- Born: Ceri Michele Powell July 1963 (age 63)
- Education: University of Liverpool Cardiff University
- Occupation: Businesswoman
- Title: Former MD, Brunei Shell Petroleum (2017-2020)
- Spouse: Ajay Shah

= Ceri Powell =

Welsh geologist and businesswoman

Ceri Michele Powell (born July 1963) is a Welsh geologist and businesswoman who worked for Royal Dutch Shell from 1990 to 2020.

==Education==
The daughter of a manager at Milford Haven oil refinery (and chairman of the Pembrokeshire Coast National Park Authority), Powell grew up in Pembrokeshire and trained as a geologist. Inspired by the example of Dame May Ogilvie Gordon, one of the first female geologists, Powell studied for a BSc in geology at the University of Liverpool and then pursued a PhD (awarded in 1990), sponsored by Shell, at Cardiff University, studying inversion tectonics and the reactivation of extensional faults as Compressional thrusts.

==Shell career==
After joining Shell (her first post was as a regional geologist in the central and southern North Sea), Powell worked in the UK, Angola, Malaysia, the Netherlands (she was appointed to head Shell's competitive intelligence team in 2000, and then became business advisor to the Shell's Upstream CEO), a ground-breaking position at the time before business advisors were the norm. She was appointed as VP exploration for the Middle East, Caspian and South Asia from 2004 to 2008, and represented Shell on boards of multiple joint ventures in the regions, including in the Kingdom of Saudi Arabia and Kazakhstan. She was then made VP of Global Strategy for Shell until late 2009.

She was appointed Executive Vice President Exploration, Shell Upstream International in 2009, then in 2013 became the Global Head of Exploration. She deeply believes in a visible personal safety leadership presence - "Boots on the Ground", as demonstrated in remote operations from Albania to Myanmar. In 2017, she was appointed as managing director of Brunei Shell Petroleum and Country Chair of Shell companies in Brunei, accountable for production of over 300,000boe/day, 4000 staff with 18,000 business partners, under the guidance of the chairman of BSP, Crown Prince Haji Al-Muhtadee Billah.

In August 2020, Powell stepped down as MD of BSP and country chair after 31 years of an international career.

==Other roles==
Powell sat for three years on the United Nations advisory board for Sustainable Energy for All, chaired by the UN Secretary General.

She has twice featured on the Fortune Magazine Most Powerful Women list, in 2013, ranked number 21 in 2014, and has been a strong advocate of increasing female involvement in industry.

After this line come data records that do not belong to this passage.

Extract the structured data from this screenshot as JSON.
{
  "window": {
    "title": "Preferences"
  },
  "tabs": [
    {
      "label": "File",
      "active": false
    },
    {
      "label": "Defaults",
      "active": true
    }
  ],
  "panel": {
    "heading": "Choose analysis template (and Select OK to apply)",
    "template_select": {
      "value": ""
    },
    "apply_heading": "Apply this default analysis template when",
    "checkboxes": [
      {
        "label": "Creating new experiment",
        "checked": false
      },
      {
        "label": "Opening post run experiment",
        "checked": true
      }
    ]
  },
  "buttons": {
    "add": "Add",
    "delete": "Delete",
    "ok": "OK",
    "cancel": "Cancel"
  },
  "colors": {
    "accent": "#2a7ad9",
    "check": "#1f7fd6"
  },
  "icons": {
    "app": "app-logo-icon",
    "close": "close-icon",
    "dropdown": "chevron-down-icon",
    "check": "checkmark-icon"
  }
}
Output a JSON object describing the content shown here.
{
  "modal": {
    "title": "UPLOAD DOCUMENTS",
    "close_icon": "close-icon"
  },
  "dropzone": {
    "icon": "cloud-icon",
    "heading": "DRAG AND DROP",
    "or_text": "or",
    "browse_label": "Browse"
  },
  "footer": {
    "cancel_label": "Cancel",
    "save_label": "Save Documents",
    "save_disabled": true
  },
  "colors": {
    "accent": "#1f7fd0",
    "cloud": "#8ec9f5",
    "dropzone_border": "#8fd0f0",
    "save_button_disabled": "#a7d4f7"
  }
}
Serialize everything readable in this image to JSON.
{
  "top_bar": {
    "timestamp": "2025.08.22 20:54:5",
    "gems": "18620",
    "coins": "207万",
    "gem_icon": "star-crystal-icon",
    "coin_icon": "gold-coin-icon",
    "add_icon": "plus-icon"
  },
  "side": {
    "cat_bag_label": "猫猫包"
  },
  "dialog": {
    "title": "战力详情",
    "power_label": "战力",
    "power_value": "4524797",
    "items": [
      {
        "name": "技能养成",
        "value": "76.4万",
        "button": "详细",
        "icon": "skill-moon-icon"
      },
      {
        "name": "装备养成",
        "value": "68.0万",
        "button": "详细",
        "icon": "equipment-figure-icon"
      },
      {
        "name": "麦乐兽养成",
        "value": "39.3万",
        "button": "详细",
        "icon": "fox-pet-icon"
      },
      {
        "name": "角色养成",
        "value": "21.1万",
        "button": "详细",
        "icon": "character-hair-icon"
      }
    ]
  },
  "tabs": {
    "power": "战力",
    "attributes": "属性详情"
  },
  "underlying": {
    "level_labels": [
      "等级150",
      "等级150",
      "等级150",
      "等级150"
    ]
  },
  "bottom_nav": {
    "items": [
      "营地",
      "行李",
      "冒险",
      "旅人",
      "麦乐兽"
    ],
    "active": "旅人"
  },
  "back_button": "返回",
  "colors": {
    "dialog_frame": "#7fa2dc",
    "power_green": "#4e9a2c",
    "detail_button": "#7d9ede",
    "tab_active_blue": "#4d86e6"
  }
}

In 2015, she was described as one of the top six most powerful women in oil and gas.

In November 2014 Powell was awarded an honorary doctorate from Heriot-Watt University for services to geoscience and in 2015 she was made an honorary fellow at her alma mater, Cardiff University.

In April 2014, Powell was appointed as a non-executive director of Carillion serving on the audit, remuneration, nomination and business integrity committees, and chairing the sustainability committee in 2015. She resigned with effect from 31 March 2017. Following the company's 2018 liquidation, in January 2021 the Insolvency Service said it would seek to ban eight former Carillion directors, including Powell, from holding senior boardroom positions. However, a trial due to start on 16 October 2023 was cancelled after the Insolvency Service decided it was not in the public interest to pursue Powell and four others.

==Personal life==
Powell is married to Ajay Shah, another senior energy industry gas marketing professional, and, after living in The Hague and Brunei she now lives in Singapore. She also has a UK base in the Cotswolds. Her non-work interests include skiing, scuba diving, yoga, and the connection between geology and gardening, having gained her Royal Horticultural Society accreditation in 2013.